É lógico que a Torre de Vigia considera que fazer esse exame é apropriado apenas para recém-interessados, ou para pessoas de outras religiões (esse posicionamento ficou bem esclarecido no primeiro capítulo). Ela própria faz exatamente o contrário: ao passo que desaconselha a que as Testemunhas examinem com olhar crítico a sua literatura, procurando decidir se tudo ali está de acordo com as Escrituras, dentre mais de uma centena de livros “sagrados” escritos nos primeiros séculos, ela ousou julgar quais são inspirados e quais são apócrifos (ou apóstatas). É verdade que adotou como sagrado uma lista de livros já adotados como tal pelo movimento protestante, mas isso não altera em nada o fato de que ela os julga como sagrados ao passo que expõe em sua literatura as razões de não aceitar os demais livros que constam na versão católica da Bíblia. Em nada disso ela está errada, pois segue exatamente a recomendação que consta na primeira carta de João (capítulo 4, versiculo1). Considerando que ela assim ousa julgar tais livros pelo seu conteúdo, como então proíbe – sob ameaça de punição – a que seus seguidores façam o mesmo com a mera interpretação que ela faz da Bíblia?? A julgar por esse proceder, deveríamos ter pelo menos um versículo bíblico em que um apóstolo determinasse de forma explícita que cabia a eles, os apóstolos, decidir quais cartas ou livros eram sagrados. Mas nada disso lemos nas Escrituras; antes, ela é bastante explícita em afirmar que cabia a cada cristão julgar toda e qualquer carta, não à base de um logotipo ou autoria, mas à base do seu conteúdo.

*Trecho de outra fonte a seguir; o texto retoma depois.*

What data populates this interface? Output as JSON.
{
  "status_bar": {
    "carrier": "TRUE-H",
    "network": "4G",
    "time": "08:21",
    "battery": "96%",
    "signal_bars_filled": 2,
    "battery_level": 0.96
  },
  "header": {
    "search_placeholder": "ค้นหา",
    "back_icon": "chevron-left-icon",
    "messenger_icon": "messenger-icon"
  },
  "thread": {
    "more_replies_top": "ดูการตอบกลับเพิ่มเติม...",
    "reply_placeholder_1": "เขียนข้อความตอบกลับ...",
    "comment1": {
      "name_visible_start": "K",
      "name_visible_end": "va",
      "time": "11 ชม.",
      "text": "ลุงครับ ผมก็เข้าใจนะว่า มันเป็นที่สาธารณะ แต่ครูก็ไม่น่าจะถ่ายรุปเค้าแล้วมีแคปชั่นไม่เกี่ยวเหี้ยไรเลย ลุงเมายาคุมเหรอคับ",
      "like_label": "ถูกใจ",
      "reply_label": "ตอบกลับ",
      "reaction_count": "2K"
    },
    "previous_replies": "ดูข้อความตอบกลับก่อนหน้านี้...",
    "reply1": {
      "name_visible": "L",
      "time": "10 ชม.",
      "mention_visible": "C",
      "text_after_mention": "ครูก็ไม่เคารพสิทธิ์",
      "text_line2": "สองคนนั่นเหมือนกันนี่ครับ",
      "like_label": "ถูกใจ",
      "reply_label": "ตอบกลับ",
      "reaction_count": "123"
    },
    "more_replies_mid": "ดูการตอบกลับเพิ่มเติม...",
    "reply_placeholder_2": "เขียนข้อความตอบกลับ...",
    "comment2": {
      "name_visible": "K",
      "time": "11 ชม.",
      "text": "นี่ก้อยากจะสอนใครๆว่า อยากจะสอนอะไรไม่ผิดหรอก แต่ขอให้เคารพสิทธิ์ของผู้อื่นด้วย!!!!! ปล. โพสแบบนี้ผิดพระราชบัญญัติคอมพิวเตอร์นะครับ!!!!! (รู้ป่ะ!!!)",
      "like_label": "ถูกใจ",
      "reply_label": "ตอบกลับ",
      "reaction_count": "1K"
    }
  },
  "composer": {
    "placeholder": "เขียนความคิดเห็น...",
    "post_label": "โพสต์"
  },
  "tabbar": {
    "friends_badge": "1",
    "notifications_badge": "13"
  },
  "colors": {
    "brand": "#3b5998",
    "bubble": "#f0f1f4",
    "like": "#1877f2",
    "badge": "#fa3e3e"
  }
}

E no que diz respeito a seguir a recomendação cristã de julgar um livro ou uma carta unicamente por seu conteúdo, isso é válido para todos os cristãos dos dias atuais, e inclui inclusive os livros e cartas que compõem a Bíblia Sagrada. Isso se dá pela razão de que as muitas traduções e versões disponíveis têm cada uma delas muitas variantes de sentidos em sua fraseologia. A própria Torre de Vigia tanto reconhece isso que decidiu fazer a sua própria tradução da Bíblia, que denominou Tradução do Novo Mundo da Bíblia Sagrada. Essa tradução, no entanto, tem enfrentado ferrenhas críticas, em grande parte por reformular grande quantidade de textos de modo a negar a Trindade, que é uma doutrina básica de quase todas as outras denominações cristãs. Independente de quem esteja certo quanto a essa questão, o que fica de fato provado é que um lado ou outro está torcendo as Escrituras com o fim de apoiar crenças preconcebidas.
Tendo isso em mente, fica claro o quanto se faz necessário seguir a exortação do apóstolo João sobre a quem cabe de fato jugar se esta ou aquela informação tem procedência cristã ou é (não obstante o que se diga) meramente fruto da apostasia dos tempos modernos.